We believe that analysis of these data will be important to avoid Shake down.  
In this Notebook, we would like to try Adversarial Validation as one of the methods.  
This result is based on the analysis of Private and Public LBs, and it does not mean that Shake down will occur.

In [None]:
import cudf
import cupy
import pandas as pd
from sklearn.model_selection import KFold
from sklearn.metrics import roc_auc_score
from catboost import CatBoost
from catboost import Pool
import numpy as np
import seaborn as sns
import matplotlib.pyplot as plt

In [None]:
test = cudf.read_parquet('../input/amex-data-integer-dtypes-parquet-format/test.parquet')

In [None]:
test = test.drop_duplicates(subset=["customer_ID"], keep="last")
test['S_2'] = cudf.to_datetime(test['S_2'])
test['month'] = (test['S_2'].dt.month).astype('int8')
test = test.reset_index(drop=True)

In [None]:
test['month'].value_counts(normalize = True)

In [None]:
test['private'] = 0
test.loc[test['month'] == 4,'private'] = 1

In [None]:
cat_params = {
        'loss_function' : 'Logloss',
        'eval_metric' : 'AUC',
        'learning_rate': 0.08,
        'num_boost_round': 5000,
        'early_stopping_rounds': 100,
        'random_state': 127,
        'task_type': 'GPU'
    }

In [None]:
kf = KFold(n_splits=3)
test['fold'] = 999
for fold, (idx_tr, idx_va) in enumerate(kf.split(test)):
    test.loc[test.index.isin(idx_va),'fold'] = fold

In [None]:
TARGET = 'private'
drop_cols = ['S_2','month','customer_ID','fold',TARGET]
use_cols = [c for c in test.columns if c not in drop_cols]

In [None]:
oof = cupy.zeros(len(test))
fi_df = pd.DataFrame()
for fold in range(3):
    train_x,train_y = test[test['fold'] != fold][use_cols],test[test['fold'] != fold][TARGET]
    valid_x,valid_y = test[test['fold'] == fold][use_cols],test[test['fold'] == fold][TARGET]

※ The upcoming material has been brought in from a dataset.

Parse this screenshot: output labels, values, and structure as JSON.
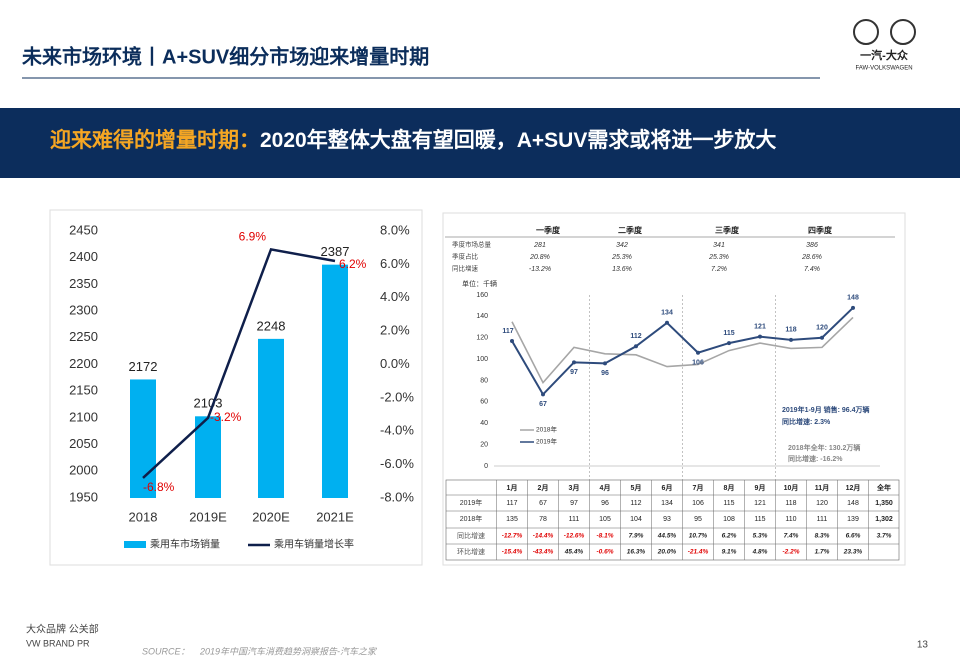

    trn_data = Pool(train_x.to_pandas(), label=train_y.to_array())
    val_data = Pool(valid_x.to_pandas(), label=valid_y.to_array())

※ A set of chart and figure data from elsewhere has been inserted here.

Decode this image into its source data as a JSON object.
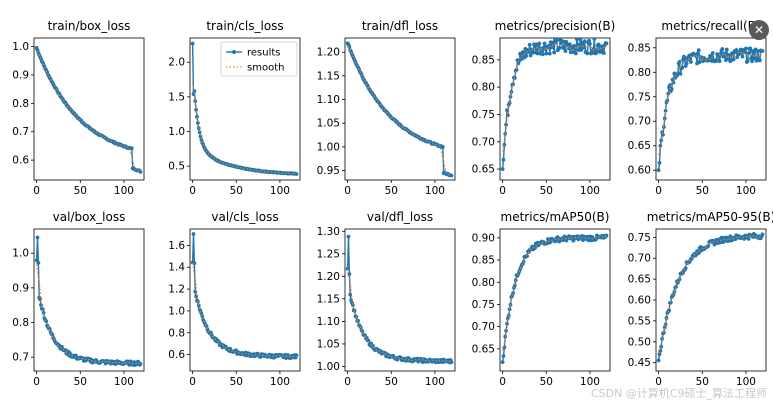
{
  "colors": {
    "results": "#1f77b4",
    "smooth": "#ff7f0e",
    "axis": "#000000"
  },
  "watermark": "CSDN @计算机C9硕士_算法工程师",
  "corner_button_icon": "close-icon",
  "corner_button_glyph": "✕",
  "chart_data": [
    {
      "type": "line",
      "title": "train/box_loss",
      "xlabel": "",
      "ylabel": "",
      "xlim": [
        -3,
        123
      ],
      "ylim": [
        0.53,
        1.03
      ],
      "xticks": [
        0,
        50,
        100
      ],
      "yticks": [
        0.6,
        0.7,
        0.8,
        0.9,
        1.0
      ],
      "ytick_decimals": 1,
      "legend": null,
      "shape": "decay_drop",
      "start": 0.995,
      "mid": 0.64,
      "drop": 0.572,
      "end": 0.56
    },
    {
      "type": "line",
      "title": "train/cls_loss",
      "xlabel": "",
      "ylabel": "",
      "xlim": [
        -3,
        123
      ],
      "ylim": [
        0.3,
        2.35
      ],
      "xticks": [
        0,
        50,
        100
      ],
      "yticks": [
        0.5,
        1.0,
        1.5,
        2.0
      ],
      "ytick_decimals": 1,
      "legend": {
        "position": "top-right",
        "entries": [
          "results",
          "smooth"
        ]
      },
      "shape": "fast_decay",
      "start": 2.27,
      "end": 0.37
    },
    {
      "type": "line",
      "title": "train/dfl_loss",
      "xlabel": "",
      "ylabel": "",
      "xlim": [
        -3,
        123
      ],
      "ylim": [
        0.93,
        1.23
      ],
      "xticks": [
        0,
        50,
        100
      ],
      "yticks": [
        0.95,
        1.0,
        1.05,
        1.1,
        1.15,
        1.2
      ],
      "ytick_decimals": 2,
      "legend": null,
      "shape": "decay_drop",
      "start": 1.22,
      "mid": 1.0,
      "drop": 0.945,
      "end": 0.94
    },
    {
      "type": "line",
      "title": "metrics/precision(B)",
      "xlabel": "",
      "ylabel": "",
      "xlim": [
        -3,
        123
      ],
      "ylim": [
        0.63,
        0.89
      ],
      "xticks": [
        0,
        50,
        100
      ],
      "yticks": [
        0.65,
        0.7,
        0.75,
        0.8,
        0.85
      ],
      "ytick_decimals": 2,
      "legend": null,
      "shape": "rise",
      "start": 0.65,
      "end": 0.875,
      "rate": 9
    },
    {
      "type": "line",
      "title": "metrics/recall(B)",
      "xlabel": "",
      "ylabel": "",
      "xlim": [
        -3,
        123
      ],
      "ylim": [
        0.58,
        0.87
      ],
      "xticks": [
        0,
        50,
        100
      ],
      "yticks": [
        0.6,
        0.65,
        0.7,
        0.75,
        0.8,
        0.85
      ],
      "ytick_decimals": 2,
      "legend": null,
      "shape": "rise",
      "start": 0.6,
      "end": 0.835,
      "rate": 11
    },
    {
      "type": "line",
      "title": "val/box_loss",
      "xlabel": "",
      "ylabel": "",
      "xlim": [
        -3,
        123
      ],
      "ylim": [
        0.66,
        1.07
      ],
      "xticks": [
        0,
        50,
        100
      ],
      "yticks": [
        0.7,
        0.8,
        0.9,
        1.0
      ],
      "ytick_decimals": 1,
      "legend": null,
      "shape": "val_decay",
      "start": 0.98,
      "peak": 1.045,
      "end": 0.68
    },
    {
      "type": "line",
      "title": "val/cls_loss",
      "xlabel": "",
      "ylabel": "",
      "xlim": [
        -3,
        123
      ],
      "ylim": [
        0.45,
        1.75
      ],
      "xticks": [
        0,
        50,
        100
      ],
      "yticks": [
        0.6,
        0.8,
        1.0,
        1.2,
        1.4,
        1.6
      ],
      "ytick_decimals": 1,
      "legend": null,
      "shape": "val_decay",
      "start": 1.45,
      "peak": 1.7,
      "end": 0.575
    },
    {
      "type": "line",
      "title": "val/dfl_loss",
      "xlabel": "",
      "ylabel": "",
      "xlim": [
        -3,
        123
      ],
      "ylim": [
        0.99,
        1.305
      ],
      "xticks": [
        0,
        50,
        100
      ],
      "yticks": [
        1.0,
        1.05,
        1.1,
        1.15,
        1.2,
        1.25,
        1.3
      ],
      "ytick_decimals": 2,
      "legend": null,
      "shape": "val_decay",
      "start": 1.22,
      "peak": 1.29,
      "end": 1.01
    },
    {
      "type": "line",
      "title": "metrics/mAP50(B)",
      "xlabel": "",
      "ylabel": "",
      "xlim": [
        -3,
        123
      ],
      "ylim": [
        0.6,
        0.92
      ],
      "xticks": [
        0,
        50,
        100
      ],
      "yticks": [
        0.65,
        0.7,
        0.75,
        0.8,
        0.85,
        0.9
      ],
      "ytick_decimals": 2,
      "legend": null,
      "shape": "rise",
      "start": 0.62,
      "end": 0.9,
      "rate": 14
    },
    {
      "type": "line",
      "title": "metrics/mAP50-95(B)",
      "xlabel": "",
      "ylabel": "",
      "xlim": [
        -3,
        123
      ],
      "ylim": [
        0.43,
        0.77
      ],
      "xticks": [
        0,
        50,
        100
      ],
      "yticks": [
        0.45,
        0.5,
        0.55,
        0.6,
        0.65,
        0.7,
        0.75
      ],
      "ytick_decimals": 2,
      "legend": null,
      "shape": "rise",
      "start": 0.455,
      "end": 0.755,
      "rate": 22
    }
  ]
}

    model = CatBoost(cat_params)
    model.fit(trn_data,
            eval_set=val_data,
            verbose_eval=500,
            use_best_model=True
          )


    pred = model.predict(val_data)
    auc_score = roc_auc_score(valid_y.to_array(),pred)
    oof[valid_x.index] = pred

    fi_df[f'fold_{fold}'] = model.get_feature_importance(Pool(train_x.to_pandas(), train_y.to_array()))

In [None]:
fi_df['importance'] = fi_df.mean(axis=1)
fi_df['features'] = use_cols
plt.figure(figsize=(10, 10))
sns.barplot(x="importance", y="features", data=fi_df.sort_values(by="importance", ascending=False)[:30])
plt.title('CatBoost Features')
plt.tight_layout()

The AUC score is above 0.99 and a check of the feature importance shows a significant difference in 'B_29'.

In [None]:
test = test.to_pandas()
plt.hist(test[(test['private'] == 0) & (test['B_29']<0.02)]['B_29'],label='public')
plt.hist(test[(test['private'] == 1) & (test['B_29']<0.02)]['B_29'],label='private')
plt.legend()
plt.xlim(0,0.03)
plt.show()

In [None]:
print('public B_29:',test[test['private'] == 0]['B_29'].isnull().sum())
print('private B_29:',test[test['private'] == 1]['B_29'].isnull().sum())

The above shows that 'B_29' needs to be analyzed in depth.